Persimmon, one of the country’s largest house builders, has seen house sales level off after their recent slump. Could the worst be over for this battered sector?
In early July most of the major house builders issued dire trading updates. This seemed to mark a low point for their shares though and many have seen their share prices increase by a third since then. Those which had fallen furthest in the preceding twelve months, Taylor Wimpey (LSE: TW) and Barratt Developments (LSE: BDEV), have put in the best recovery with their shares up 60% and 200% respectively.
Today saw the first set of full results for the sector with figures from Persimmon (LSE: PSN). Taylor Wimpey and Bovis (LSE: BVS) report next week while Redrow (LSE: RDW), Barratt and Berkeley (LSE: BKG) follow in mid-September.
Has trading worsened?
Although it’s only been a few weeks since those trading updates, the question most investors were asking is have things got any worse?
As far as Persimmon is concerned the answer is no. Its sales volumes have flattened out and it says visitor levels are reasonable and cancellation rates have fallen from their recent high of 40% to 33%. The dithering over stamp duty has had an effect but it appears to have eased. Still, Persimmon says it is applying extreme caution to all its business decisions and is no mood to make any predictions for 2009 until it sees how this autumn’s selling season progresses.
As for its results, they were as grim as expected. Sales were down by 34% to £1bn and operating profits before exceptional costs were down by 56% to £140m as margins contracted due to a combination of lower selling prices and a near doubling of marketing costs (i.e. sales incentives).
After exceptional costs of £64m and interest of £39m, earnings per share fell from 65.5p to just 8.8p. The interim dividend was slashed by 73%, far more than expected, to 5p.
Land write downs – more to come?
The exceptional costs included the restructuring of the business with 1,100 jobs lost and a £40m write-down in the value of its £2.5bn land bank. That write-down was based on sales price falls of 5% so far this year and 5% over the next six months.
At the start of July, Persimmon said it didn’t expect to make any significant write-downs and this has proved to be the case although many analysts expect this will the first of a number of write-downs if property values continue to fall. The company owns or controls 76,000 plots at the moment, equivalent to seven years’ of sales at current volumes.

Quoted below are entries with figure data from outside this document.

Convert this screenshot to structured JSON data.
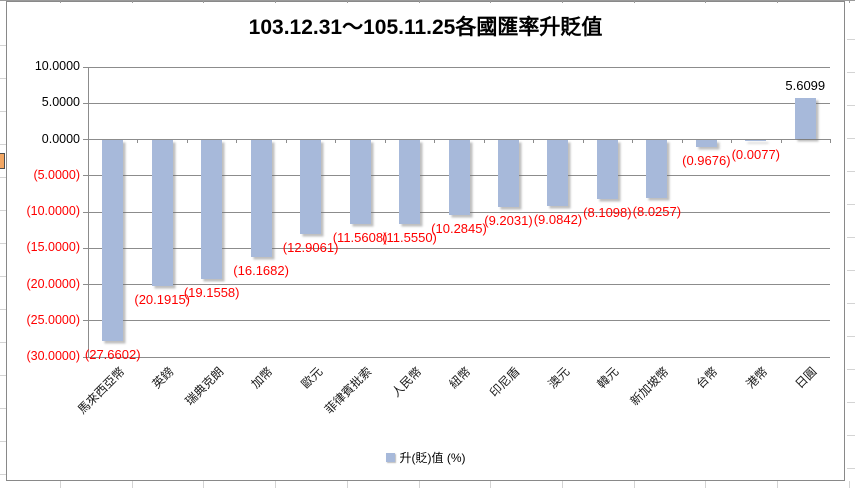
{
  "chart_data": {
    "type": "bar",
    "title": "103.12.31～105.11.25各國匯率升貶值",
    "categories": [
      "馬來西亞幣",
      "英鎊",
      "瑞典克朗",
      "加幣",
      "歐元",
      "菲律賓批索",
      "人民幣",
      "紐幣",
      "印尼盾",
      "澳元",
      "韓元",
      "新加坡幣",
      "台幣",
      "港幣",
      "日圓"
    ],
    "series": [
      {
        "name": "升(貶)值 (%)",
        "values": [
          -27.6602,
          -20.1915,
          -19.1558,
          -16.1682,
          -12.9061,
          -11.5608,
          -11.555,
          -10.2845,
          -9.2031,
          -9.0842,
          -8.1098,
          -8.0257,
          -0.9676,
          -0.0077,
          5.6099
        ],
        "data_labels": [
          "(27.6602)",
          "(20.1915)",
          "(19.1558)",
          "(16.1682)",
          "(12.9061)",
          "(11.5608)",
          "(11.5550)",
          "(10.2845)",
          "(9.2031)",
          "(9.0842)",
          "(8.1098)",
          "(8.0257)",
          "(0.9676)",
          "(0.0077)",
          "5.6099"
        ]
      }
    ],
    "y_axis": {
      "min": -30,
      "max": 10,
      "step": 5,
      "tick_values": [
        10,
        5,
        0,
        -5,
        -10,
        -15,
        -20,
        -25,
        -30
      ],
      "tick_labels": [
        "10.0000",
        "5.0000",
        "0.0000",
        "(5.0000)",
        "(10.0000)",
        "(15.0000)",
        "(20.0000)",
        "(25.0000)",
        "(30.0000)"
      ]
    },
    "grid": true,
    "legend_position": "bottom",
    "note": "negative values rendered in red with parentheses"
  },
  "colors": {
    "bar_fill": "#A7B9DA",
    "negative_text": "#FF0000",
    "positive_text": "#000000",
    "gridline": "#8C8C8C",
    "axis_line": "#8C8C8C",
    "chart_border": "#898989",
    "spreadsheet_gridline": "#D4D4D4",
    "spreadsheet_gridline_dark": "#9A9A9A",
    "cell_fragment_fill": "#F2A663"
  }
}
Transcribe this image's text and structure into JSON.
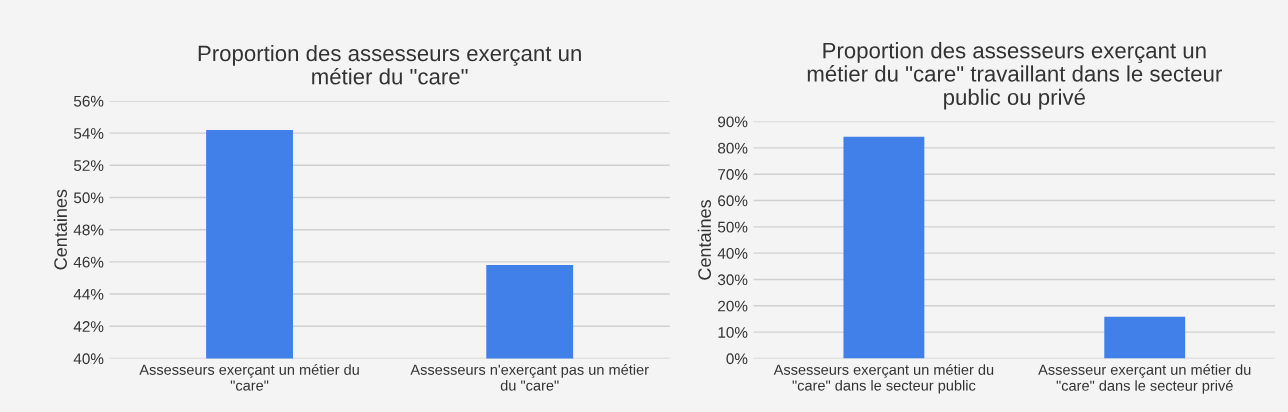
{
  "chart_data": [
    {
      "type": "bar",
      "title": "Proportion des assesseurs exerçant un\nmétier du \"care\"",
      "ylabel": "Centaines",
      "categories": [
        "Assesseurs exerçant un métier du\n\"care\"",
        "Assesseurs n'exerçant pas un métier\ndu \"care\""
      ],
      "values": [
        54.2,
        45.8
      ],
      "color": "#4180e8",
      "ylim": [
        40,
        56
      ],
      "yticks": [
        {
          "value": 40,
          "label": "40%"
        },
        {
          "value": 42,
          "label": "42%"
        },
        {
          "value": 44,
          "label": "44%"
        },
        {
          "value": 46,
          "label": "46%"
        },
        {
          "value": 48,
          "label": "48%"
        },
        {
          "value": 50,
          "label": "50%"
        },
        {
          "value": 52,
          "label": "52%"
        },
        {
          "value": 54,
          "label": "54%"
        },
        {
          "value": 56,
          "label": "56%"
        }
      ],
      "grid": "y"
    },
    {
      "type": "bar",
      "title": "Proportion des assesseurs exerçant un\nmétier du \"care\" travaillant dans le secteur\npublic ou privé",
      "ylabel": "Centaines",
      "categories": [
        "Assesseurs exerçant un métier du\n\"care\" dans le secteur public",
        "Assesseur exerçant un métier du\n\"care\" dans le secteur privé"
      ],
      "values": [
        84.2,
        15.8
      ],
      "color": "#4180e8",
      "ylim": [
        0,
        90
      ],
      "yticks": [
        {
          "value": 0,
          "label": "0%"
        },
        {
          "value": 10,
          "label": "10%"
        },
        {
          "value": 20,
          "label": "20%"
        },
        {
          "value": 30,
          "label": "30%"
        },
        {
          "value": 40,
          "label": "40%"
        },
        {
          "value": 50,
          "label": "50%"
        },
        {
          "value": 60,
          "label": "60%"
        },
        {
          "value": 70,
          "label": "70%"
        },
        {
          "value": 80,
          "label": "80%"
        },
        {
          "value": 90,
          "label": "90%"
        }
      ],
      "grid": "y"
    }
  ]
}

In common with most other house builders, it’s running down its land bank in reaction to lower sales volumes. After spending £840m on land in 2007, this year’s spending is expected to be £440m with the two following years dropping to £200m and then £100m. Still, a lot of its land bank is relatively recent, with 62% bought since 2005 and a further 18% of controlled plots where the values are yet to be agreed.
Debt on the way down
The slowdown in sales has seen Persimmon’s debt rise to £900m although it expects to generate free cash flow of £200m in the second half of this year to help pay this off. £280m of this debt comes from a £800m revolving facility that is due for renewal in November 2010. The remainder is loan notes, with an average of £100m per year due to be paid off over the next three years and the remainder after 2012. Provided the cash does come through as predicted in the next six months, these debt levels look manageable.
Finally, we come to valuation. At 300p per share this business is valued at £900m. If trading does indeed remain stable and there are no more exceptional costs, then this business should generate profits before tax of around £200m per annum, which translates into a price earnings ratio of between six and seven times.

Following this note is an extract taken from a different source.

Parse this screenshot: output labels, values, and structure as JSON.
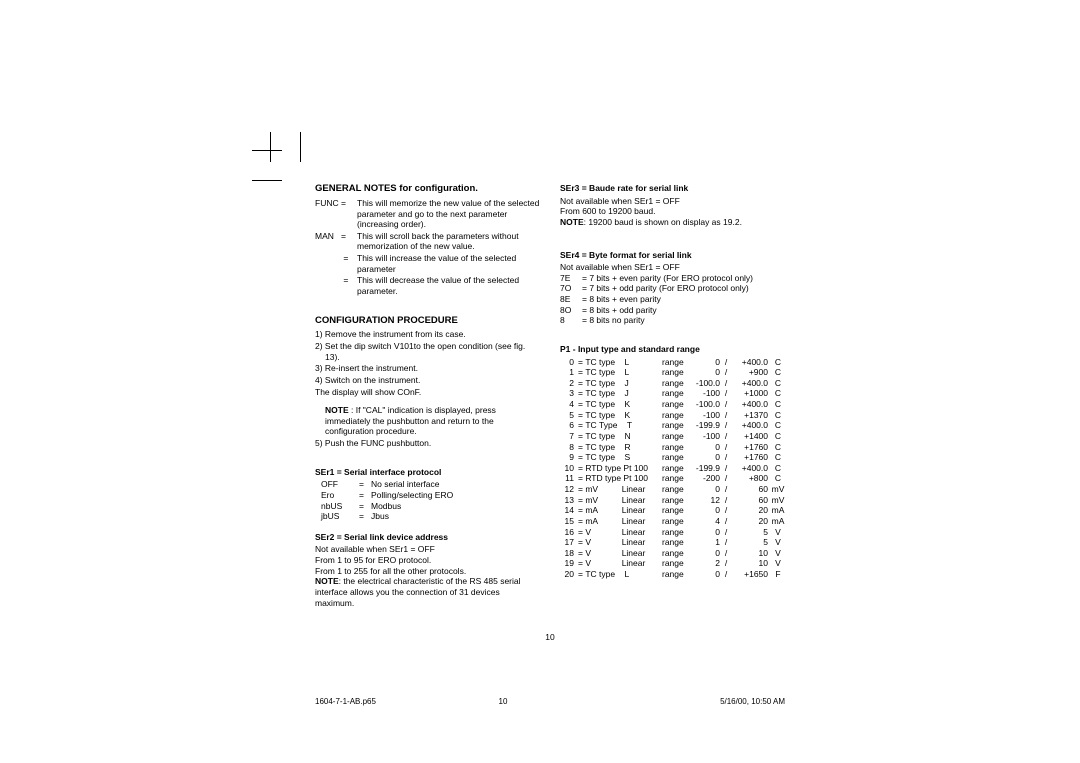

The dividend yield is more difficult to gauge but a repeat of last year’s ratio between the interim and final payments suggests a full-year payout of around 14p for forecast yield of 4.6%. On this basis of these two ratios, Persimmon is cheap but not screamingly so.
If the downturn in the housing market is more prolonged, then it’s a different story. With so much land bought in the last few years, write downs could turn out to be substantial and it could be some time before profits recover.
It’s a tough one to call. Persimmon remains one of the best ways to play this battered sector but it will be rough ride and suit only the bravest of investors.